Originally published in Forbes
Microsoft Excel, by some counts, is the most powerful computer application ever created. But that power is meaningless unless it is placed in the hands of someone who knows how to use it. The power of Excel is something that has to be harnessed in order to leverage it. The potential of the millennial generation in the business world is exactly the same.
You may agree with the popular opinion that millennials are lazy, entitled and display a lack of loyalty toward their employers. After all, what can you expect from a cohort that is accustomed to receiving trophies just for showing up?
It turns out that in their careers, millennials are seeking more than a decent salary and the promise of a gold watch when they retire. What this group is looking for is development and engagement, as opposed to generations before them that were generally happy with getting home on time and earning a salary that afforded them a comfortable lifestyle.
However, according to a recent Gallup study (registration required), 55% of millennials are not engaged at work. While this group is just as averse to changing jobs as other generations, they need to feel that their work is worthwhile. If they don’t believe their work matters or it isn’t fulfilling, they will keep looking for a job that satisfies that need.
So, as a business leader, why should you care about engaging millennial employees? It turns out, there are a few key reasons to focus on leveraging the strengths of this cohort — and they don’t include making anyone feel warm and fuzzy inside. There’s a serious business case for creating more engagement in your business for all employees, but engagement from your millennials can produce particularly powerful outcomes.
Why You Should Care About Engaging Your Millennial Employees
#1: Satisfied millennial employees will help your marketing efforts.
Great personal recommendations are the one type of advertising that money cannot buy. And according to research (registration required), this group is 59 times more likely to strongly endorse your company when they are happy with their jobs.
#2: Satisfied millennials increase innovation.
Millennials are the first generation to grow up with technology integrated into their lives, so they are more likely to view it as a tool that can be leveraged to increase effectiveness and efficiency.
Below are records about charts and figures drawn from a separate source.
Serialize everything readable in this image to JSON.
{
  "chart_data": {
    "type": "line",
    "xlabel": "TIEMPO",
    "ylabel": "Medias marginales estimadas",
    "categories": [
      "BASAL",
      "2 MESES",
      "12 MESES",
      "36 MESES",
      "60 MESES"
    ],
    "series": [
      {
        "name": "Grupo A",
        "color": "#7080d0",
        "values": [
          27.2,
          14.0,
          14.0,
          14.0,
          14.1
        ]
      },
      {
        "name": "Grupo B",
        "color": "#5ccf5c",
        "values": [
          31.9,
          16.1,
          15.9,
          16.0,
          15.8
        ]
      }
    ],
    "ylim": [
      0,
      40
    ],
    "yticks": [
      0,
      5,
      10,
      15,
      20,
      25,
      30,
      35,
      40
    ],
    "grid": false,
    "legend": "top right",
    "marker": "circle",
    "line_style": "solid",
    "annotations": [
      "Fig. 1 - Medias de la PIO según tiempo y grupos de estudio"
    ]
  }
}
In my experience, millennials argue that if a device can perform a job for them, why do it manually? This type of thinking can be a true asset to your business, especially if you are finding yourself falling behind your competitors due to outdated processes.
#3: Satisfied millennials boost the effectiveness of recruitment and retention.
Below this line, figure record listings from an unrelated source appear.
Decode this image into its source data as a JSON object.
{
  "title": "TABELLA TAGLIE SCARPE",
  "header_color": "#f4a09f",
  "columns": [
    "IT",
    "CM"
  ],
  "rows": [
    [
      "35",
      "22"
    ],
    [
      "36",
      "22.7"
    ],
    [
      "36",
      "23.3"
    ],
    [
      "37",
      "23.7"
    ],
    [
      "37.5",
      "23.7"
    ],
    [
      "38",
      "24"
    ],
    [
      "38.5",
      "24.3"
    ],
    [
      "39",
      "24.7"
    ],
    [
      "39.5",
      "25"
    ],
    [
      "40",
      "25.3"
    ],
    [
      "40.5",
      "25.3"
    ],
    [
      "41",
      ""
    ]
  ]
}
While dissatisfied millennials may be likely to exit your organization, millennial employees who align with your company culture and feel valued are even more likely to stay long term than their Gen X and baby boomer counterparts. Retaining these employees saves recruitment costs and deepens the organizational knowledge of your team. Additionally, with the advent of websites such as Glassdoor, satisfied employees who leave positive reviews of your business can help to attract top talent to your organization.
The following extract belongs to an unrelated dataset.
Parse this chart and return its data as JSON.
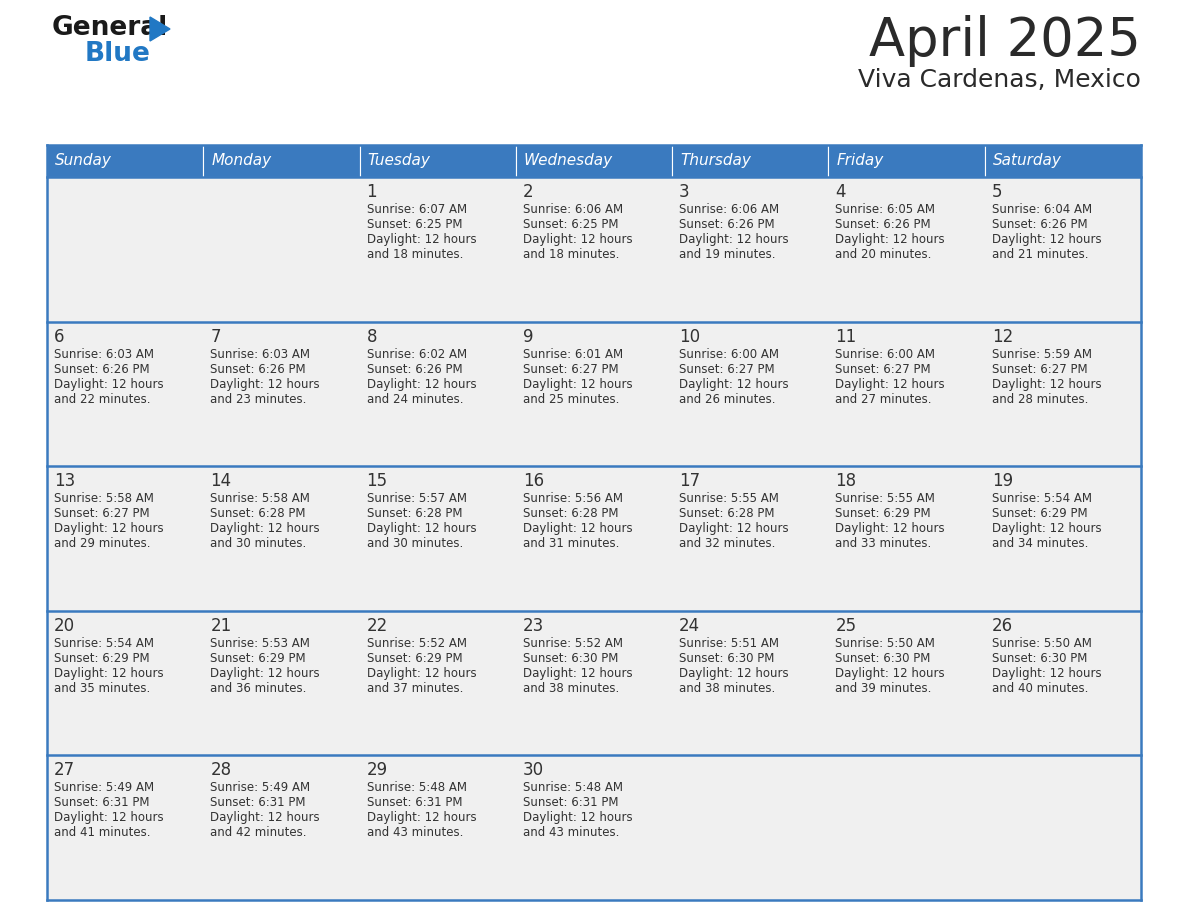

Best Practices for Engaging Millennial Employees
These key best practices can help create a harmonious workplace in addition to recruiting and retaining top talent among this cohort.
1.) Ensure managers are responsible for actively helping employees grow and develop.
Encourage managers in your organization to spend quality 1:1 time with their direct reports to connect and problem solve concerns in their departments. Take a collaborative approach to performance reviews, with the employee driving their individual goal setting and measurement for the following months.
2.) Allow your employees to flex their work time and environment.
Implementing a flex-time policy and allowing remote work makes a powerful statement that you trust your employees. Depending on what the employee’s role is in the organization, it can also help them get work done more quickly and efficiently, especially for work that requires disciplined focus and no distractions. A few years ago, MIT piloted a remote work and flex-time policy that was hugely successful in boosting productivity and efficiency.
3.) Encourage ongoing education.
You can go about this by providing a continuing education stipend, or simply by allowing your employees time off to attend speaking events and conferences. By providing a workplace that supports their professional and personal development, you’ll open the door for new perspectives that may create the next great innovation in your business. Your employees will appreciate this investment, whether financial or time-based, in their quest for new knowledge and understanding that can help them increase performance and productivity.
4.) Foster an environment of recognition and appreciation.
Sharing positive feedback regularly may take some practice before it becomes a habit. In addition to coaching your employees through challenges, be sure to recognize them when they perform well either verbally or via email. Also, it’s worthwhile to encourage this same practice among peer employees to build camaraderie and goodwill.
Improving employee engagement isn’t just about creating a harmonious workplace with happy employees — it also creates major competitive advantages for your company. Just like Microsoft Excel, millennial team members are a powerful force. When they are engaged, everyone wins.